I am a highly motivated, professionally trained chef, veteran and business owner with a lifelong passion for the culinary arts and extensive experience in the foodservice industry. My culinary journey began at the age of five, cooking alongside my mother, who dedicated more than 30 years to the foodservice profession. That early foundation instilled in me a deep appreciation for quality, discipline, and hospitality.
As a food business owner in Las Vegas for more than 11 years, I have built a reputation for dependability, operational excellence, and exceptional attention to detail. My experience has strengthened my leadership skills, business acumen, and ability to consistently deliver high-quality food and memorable guest experiences while effectively managing teams and kitchen operations.
I am committed to continuous growth and professional development, with the goal of becoming one of the industry's leading chefs. I actively pursue opportunities to expand my culinary knowledge, refine my leadership abilities, and stay current with emerging techniques, trends, and best practices. I take pride in leading by example, fostering a culture of teamwork and accountability, and creating exceptional dining experiences through innovation, consistency, and a genuine passion for hospitality.

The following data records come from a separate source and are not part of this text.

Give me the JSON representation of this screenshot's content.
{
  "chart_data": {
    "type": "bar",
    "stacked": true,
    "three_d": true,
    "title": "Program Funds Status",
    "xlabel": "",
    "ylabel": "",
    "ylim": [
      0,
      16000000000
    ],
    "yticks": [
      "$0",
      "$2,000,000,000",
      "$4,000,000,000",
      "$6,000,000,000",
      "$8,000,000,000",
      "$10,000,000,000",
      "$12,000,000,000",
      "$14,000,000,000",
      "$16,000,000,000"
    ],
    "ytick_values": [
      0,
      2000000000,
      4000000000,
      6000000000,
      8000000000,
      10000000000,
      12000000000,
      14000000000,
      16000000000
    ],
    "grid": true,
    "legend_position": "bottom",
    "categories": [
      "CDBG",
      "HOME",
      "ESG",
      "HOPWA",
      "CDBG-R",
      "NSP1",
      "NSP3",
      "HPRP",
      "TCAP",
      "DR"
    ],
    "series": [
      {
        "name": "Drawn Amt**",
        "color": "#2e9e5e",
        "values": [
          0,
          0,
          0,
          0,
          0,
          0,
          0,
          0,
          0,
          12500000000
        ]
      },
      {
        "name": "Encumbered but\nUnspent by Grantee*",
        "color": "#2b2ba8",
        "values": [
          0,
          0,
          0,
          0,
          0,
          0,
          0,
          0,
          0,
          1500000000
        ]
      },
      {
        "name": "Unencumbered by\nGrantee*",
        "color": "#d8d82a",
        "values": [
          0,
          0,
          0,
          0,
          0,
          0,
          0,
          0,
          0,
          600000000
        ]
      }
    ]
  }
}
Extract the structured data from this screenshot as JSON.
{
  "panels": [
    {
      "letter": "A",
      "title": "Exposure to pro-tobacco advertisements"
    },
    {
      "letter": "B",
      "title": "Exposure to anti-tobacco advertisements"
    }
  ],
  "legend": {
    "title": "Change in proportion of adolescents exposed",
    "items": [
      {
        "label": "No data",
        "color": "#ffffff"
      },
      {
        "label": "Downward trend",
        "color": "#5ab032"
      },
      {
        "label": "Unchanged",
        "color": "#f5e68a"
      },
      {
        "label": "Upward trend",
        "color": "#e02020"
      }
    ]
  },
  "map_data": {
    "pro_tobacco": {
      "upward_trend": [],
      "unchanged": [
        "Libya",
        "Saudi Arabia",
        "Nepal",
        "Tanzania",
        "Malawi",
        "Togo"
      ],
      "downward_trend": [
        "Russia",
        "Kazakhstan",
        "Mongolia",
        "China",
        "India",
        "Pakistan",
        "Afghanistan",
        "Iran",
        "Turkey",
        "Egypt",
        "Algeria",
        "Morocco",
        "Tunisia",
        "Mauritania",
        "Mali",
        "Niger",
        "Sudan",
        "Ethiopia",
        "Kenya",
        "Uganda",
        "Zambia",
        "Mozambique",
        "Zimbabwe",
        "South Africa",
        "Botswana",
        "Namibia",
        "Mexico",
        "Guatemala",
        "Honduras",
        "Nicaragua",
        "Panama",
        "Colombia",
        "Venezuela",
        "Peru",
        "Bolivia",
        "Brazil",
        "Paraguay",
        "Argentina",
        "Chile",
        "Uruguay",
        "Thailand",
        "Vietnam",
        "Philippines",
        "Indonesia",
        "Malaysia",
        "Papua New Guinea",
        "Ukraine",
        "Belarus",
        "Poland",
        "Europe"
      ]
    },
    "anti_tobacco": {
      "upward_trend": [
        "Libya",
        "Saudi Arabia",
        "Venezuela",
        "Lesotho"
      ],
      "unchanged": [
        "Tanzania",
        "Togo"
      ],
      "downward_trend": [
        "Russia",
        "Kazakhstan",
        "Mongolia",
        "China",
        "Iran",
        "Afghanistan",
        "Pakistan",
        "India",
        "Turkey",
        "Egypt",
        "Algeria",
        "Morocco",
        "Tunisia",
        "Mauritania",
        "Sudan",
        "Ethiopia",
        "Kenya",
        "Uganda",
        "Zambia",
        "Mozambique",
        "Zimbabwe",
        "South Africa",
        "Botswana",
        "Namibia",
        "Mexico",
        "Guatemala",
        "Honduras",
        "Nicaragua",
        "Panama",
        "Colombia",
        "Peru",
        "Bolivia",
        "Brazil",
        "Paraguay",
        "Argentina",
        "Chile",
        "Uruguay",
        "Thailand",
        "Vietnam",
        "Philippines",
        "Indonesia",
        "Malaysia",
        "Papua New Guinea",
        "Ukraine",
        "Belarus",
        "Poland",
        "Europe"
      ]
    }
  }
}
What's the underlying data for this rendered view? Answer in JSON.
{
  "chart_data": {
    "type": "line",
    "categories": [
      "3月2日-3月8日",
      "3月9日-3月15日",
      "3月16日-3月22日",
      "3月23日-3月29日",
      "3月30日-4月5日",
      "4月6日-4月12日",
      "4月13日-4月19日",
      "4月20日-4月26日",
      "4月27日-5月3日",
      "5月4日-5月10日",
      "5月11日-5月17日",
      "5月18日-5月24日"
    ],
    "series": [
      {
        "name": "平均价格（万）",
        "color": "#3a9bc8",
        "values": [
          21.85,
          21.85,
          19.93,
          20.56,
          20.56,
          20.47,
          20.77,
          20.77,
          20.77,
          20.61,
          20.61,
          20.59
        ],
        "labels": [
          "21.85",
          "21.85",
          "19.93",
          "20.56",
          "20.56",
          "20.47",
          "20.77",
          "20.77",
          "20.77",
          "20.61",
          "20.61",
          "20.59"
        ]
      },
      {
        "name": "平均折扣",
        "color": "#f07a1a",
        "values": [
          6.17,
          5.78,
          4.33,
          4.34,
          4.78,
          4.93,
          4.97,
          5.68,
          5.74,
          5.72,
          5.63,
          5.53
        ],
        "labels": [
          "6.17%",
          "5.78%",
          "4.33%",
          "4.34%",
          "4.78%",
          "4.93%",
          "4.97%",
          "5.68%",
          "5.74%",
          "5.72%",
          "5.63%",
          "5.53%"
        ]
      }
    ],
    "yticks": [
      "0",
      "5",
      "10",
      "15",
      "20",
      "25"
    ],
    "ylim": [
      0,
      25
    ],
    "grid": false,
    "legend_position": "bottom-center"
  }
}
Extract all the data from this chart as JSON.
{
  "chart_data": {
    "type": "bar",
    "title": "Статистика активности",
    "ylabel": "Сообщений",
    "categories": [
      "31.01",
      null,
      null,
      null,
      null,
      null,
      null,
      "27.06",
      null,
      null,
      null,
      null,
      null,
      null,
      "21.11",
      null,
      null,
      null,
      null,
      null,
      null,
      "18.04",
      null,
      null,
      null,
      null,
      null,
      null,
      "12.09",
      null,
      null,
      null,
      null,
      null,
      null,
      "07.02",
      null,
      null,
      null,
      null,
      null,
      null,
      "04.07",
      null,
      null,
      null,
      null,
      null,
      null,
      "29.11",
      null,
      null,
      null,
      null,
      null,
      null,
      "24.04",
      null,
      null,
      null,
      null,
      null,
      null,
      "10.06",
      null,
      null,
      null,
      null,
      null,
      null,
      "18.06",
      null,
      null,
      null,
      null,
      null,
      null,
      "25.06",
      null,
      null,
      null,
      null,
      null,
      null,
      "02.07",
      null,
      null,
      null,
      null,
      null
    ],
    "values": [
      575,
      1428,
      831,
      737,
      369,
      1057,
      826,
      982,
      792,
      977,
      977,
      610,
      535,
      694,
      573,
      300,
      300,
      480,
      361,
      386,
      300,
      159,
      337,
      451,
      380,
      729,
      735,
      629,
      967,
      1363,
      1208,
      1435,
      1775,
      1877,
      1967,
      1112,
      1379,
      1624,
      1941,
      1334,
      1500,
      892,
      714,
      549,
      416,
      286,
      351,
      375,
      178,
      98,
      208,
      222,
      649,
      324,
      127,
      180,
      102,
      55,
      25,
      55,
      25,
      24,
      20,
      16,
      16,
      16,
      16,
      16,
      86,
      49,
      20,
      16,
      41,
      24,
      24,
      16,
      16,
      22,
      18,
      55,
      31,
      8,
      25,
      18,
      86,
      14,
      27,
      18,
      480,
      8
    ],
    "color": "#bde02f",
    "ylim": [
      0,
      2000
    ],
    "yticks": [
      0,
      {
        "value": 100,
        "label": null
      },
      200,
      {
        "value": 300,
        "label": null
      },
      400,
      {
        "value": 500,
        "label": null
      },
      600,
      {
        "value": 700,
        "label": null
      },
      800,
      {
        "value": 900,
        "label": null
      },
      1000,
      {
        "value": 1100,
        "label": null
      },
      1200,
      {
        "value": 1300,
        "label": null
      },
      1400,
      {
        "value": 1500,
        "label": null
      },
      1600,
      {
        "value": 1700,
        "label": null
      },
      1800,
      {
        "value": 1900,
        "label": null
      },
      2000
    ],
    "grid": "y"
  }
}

Fully trained in line mechanics, knife skills, plate and food presentation, and hot and cold food production & Business planning, pricing, credit management, government regulation, legal concerns.
Fully trained in line mechanics, knife skills, plate and food presentation, and hot and cold food production. Applied learning experiences at the Culinary Academy’s Westside Bistro (150+ covers daily),500 Grand Café (300+ covers daily), banquet events, a la carte menu, and buffet menus. Training is the equivalent to one years’ worth of work experience with CALV’s Employer Partners.